И тогда Азеф слышит, как где-то внизу, ниже холма, возведенного у колючей проволоки, отделившей лагерь от остального мира, кто-то урчит умиротворенно, словно страдания людей насытили неведомую утробу.
Одним серым безрадостным утром он услышал, как кто-то хрипловато декламирует в туалете:
Этот господин в котелке,
С подстриженными усами,
Он часто сидел между вами
Или пил в уголке.
Он родился, потом убил.
Потом любил.
Потом скучал.
Потом играл.
Потом скончался.
Я не знаю, как он по имени назывался,
И зачем свой путь совершал.
Одним меньше. Вам и мне все равно.
Он со всеми давно попрощался.
Когда принесут мой гроб,
Пес домашний залает,
И жена поцелует в лоб,
А потом меня закопают,
Глухо стукнет земля,
Сомкнется желтая глина,
И не будет того господина,
Который называл себя: Я…[2] Азеф прижался щекой к холодному острому углу грубо оштукатуренной стены и едва не заплакал от внезапного отчаяния – Савинков все не оставлял его, даже мертвый, он пытался схватить Евно Азефа из гроба и увести туда, откуда еще никто не возвращался.
Он вошел в туалет, сделал утренние дела и заторопился на построение. Охрана очень не любила опозданий на утренние построения, опоздавшие сурово наказывались поркой перед строем на специальных козлах, которые изобрел бывший учитель биологии, а ныне штурмфюрер СС Отто Блаттен.
Стоны из угла смутили Евно Азефа, и он торопливо отвернулся. В углу Фридрих Мельцер, бывший парикмахер из Дрездена, отдавался Герду Райну за две сигареты из эрзац-табака.
Все-таки Евно не повезло. На выходе его поймал ефрейтор Кранц и приказал сделать двадцать отжиманий от земли. Евно ворочался на земле, в ноздри ему бил запах гуталина от сапог охранников, над охранниками плыло сизое облако дыма.

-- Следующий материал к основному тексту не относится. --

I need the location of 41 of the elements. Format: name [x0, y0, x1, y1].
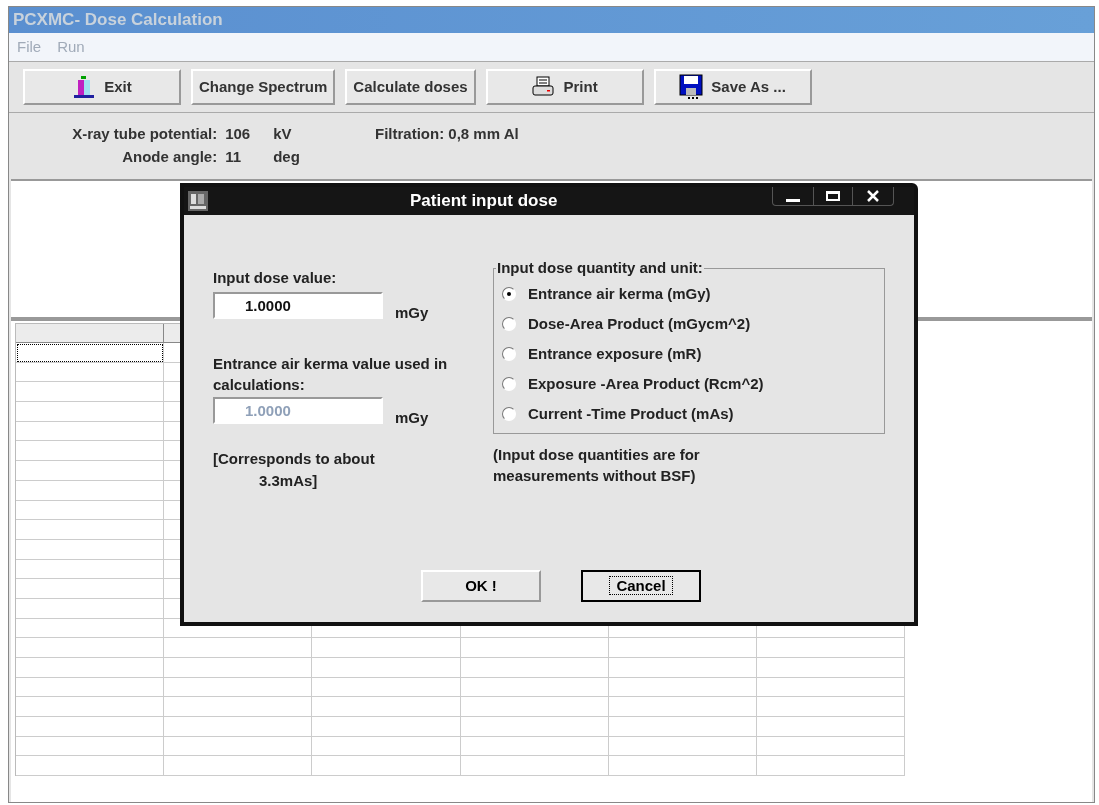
- toolbar-button[interactable]: Exit: [23, 69, 181, 105]
- dialog-button[interactable]: Cancel: [581, 570, 701, 602]
- group-title: Input dose quantity and unit:: [496, 258, 704, 278]
- radio-button[interactable]: [502, 287, 516, 301]
- dialog-button[interactable]: OK !: [421, 570, 541, 602]
- info-value: 106: [225, 124, 252, 144]
- radio-option[interactable]: Current -Time Product (mAs): [502, 403, 876, 425]
- radio-button[interactable]: [502, 407, 516, 421]
- toolbar-button[interactable]: Print: [485, 69, 644, 105]
- radio-option[interactable]: Exposure -Area Product (Rcm^2): [502, 373, 876, 395]
- radio-button[interactable]: [502, 377, 516, 391]
- corresponds-text: [Corresponds to about: [213, 448, 376, 469]
- note-text: (Input dose quantities are for measurements without BSF): [493, 444, 701, 486]
- toolbar-button[interactable]: Save As ...: [653, 69, 812, 105]
- unit-label: mGy: [395, 303, 429, 323]
- toolbar-button[interactable]: Calculate doses: [345, 69, 476, 105]
- unit-label: mGy: [395, 408, 429, 428]
- radio-option[interactable]: Entrance air kerma (mGy): [502, 283, 876, 305]
- field-label: Entrance air kerma value used in calculations:: [213, 353, 449, 395]
- app-icon: [188, 191, 208, 211]
- printer-icon: [531, 76, 556, 98]
- info-label: Anode angle:: [121, 146, 218, 167]
- info-label: X-ray tube potential:: [71, 124, 218, 144]
- field-label: Input dose value:: [213, 268, 338, 288]
- dialog-title: Patient input dose: [410, 190, 558, 213]
- corresponds-value: 3.3mAs]: [258, 471, 319, 491]
- info-value: 11: [225, 146, 243, 167]
- window-title: PCXMC- Dose Calculation: [13, 9, 223, 32]
- radio-option[interactable]: Entrance exposure (mR): [502, 343, 876, 365]
- floppy-disk-icon: [679, 74, 704, 100]
- radio-option[interactable]: Dose-Area Product (mGycm^2): [502, 313, 876, 335]
- toolbar-button[interactable]: Change Spectrum: [191, 69, 336, 105]
- maximize-button[interactable]: [813, 187, 853, 205]
- door-figure-icon: [72, 75, 97, 99]
- input-field[interactable]: 1.0000: [213, 291, 383, 319]
- radio-button[interactable]: [502, 317, 516, 331]
- close-icon: [867, 190, 879, 202]
- radio-button[interactable]: [502, 347, 516, 361]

– Ты проиграл, Вилли, – сказал один из охранников ефрейтору Кранцу. – Этот старик и десять раз не отожмется, а ты говорил о двадцати! Самое время послать его на проволоку, этот жид только зря ест германский хлеб!
– Ты дурак, Герхард! – сказал Кранц. – Из-за этого старика пристрелили Бекста. Боже упаси нас участвовать в играх, которые задуманы наверху! – он приподнял Евно Азефа за шиворот, пинком ноги в костлявый зад направил его в сторону плаца. – Быстро! Старый маразматик, тебе надо тренироваться, в твои годы надо быть в лучшей форме, ты не должен огорчать честных людей!
Вечером Азеф сидел перед фон Пилладом.
Штурмфюрер, выслушав обстоятельный доклад своего доносчика, задумчиво подергал мочку своего уха.
– Значит, он все-таки накормил их хлебом и рыбой, – пробормотал штурмфюрер. – Странно… Он казался мне более слабым человеком.
Сообщение о том, что Азеф наблюдал в туалете барака, штурмфюрер принял с необычным хладнокровием.
– Другого я и не ждал, – сказал он. – Грешники остаются сами собой в любых условиях. Они согрешат даже в аду, если у них появится такая возможность. А вы ждали иного, Раскин? Между прочим, жители Содома и Гоморры, которых наказал за гомосексуализм Господь Бог, были иудеями. Немцы в этом отношении куда чистоплотнее, фюрер приказал посадить всех гомосексуалистов в лагеря, пусть они предаются своим грешным наклонностям за колючей проволокой. Это вы постоянно бормочете о свободе и демократии. Смысл жизни в наследственной крови. А самец, как бы его ни трахали, никогда не сможет дать потомства! Так ты говоришь, за две сигареты? Щедрая плата за свальный грех! Но вернемся к делам, Раскин! Почему в твоих сообщениях нет информации о том, что ваш проповедник призывает к сопротивлению?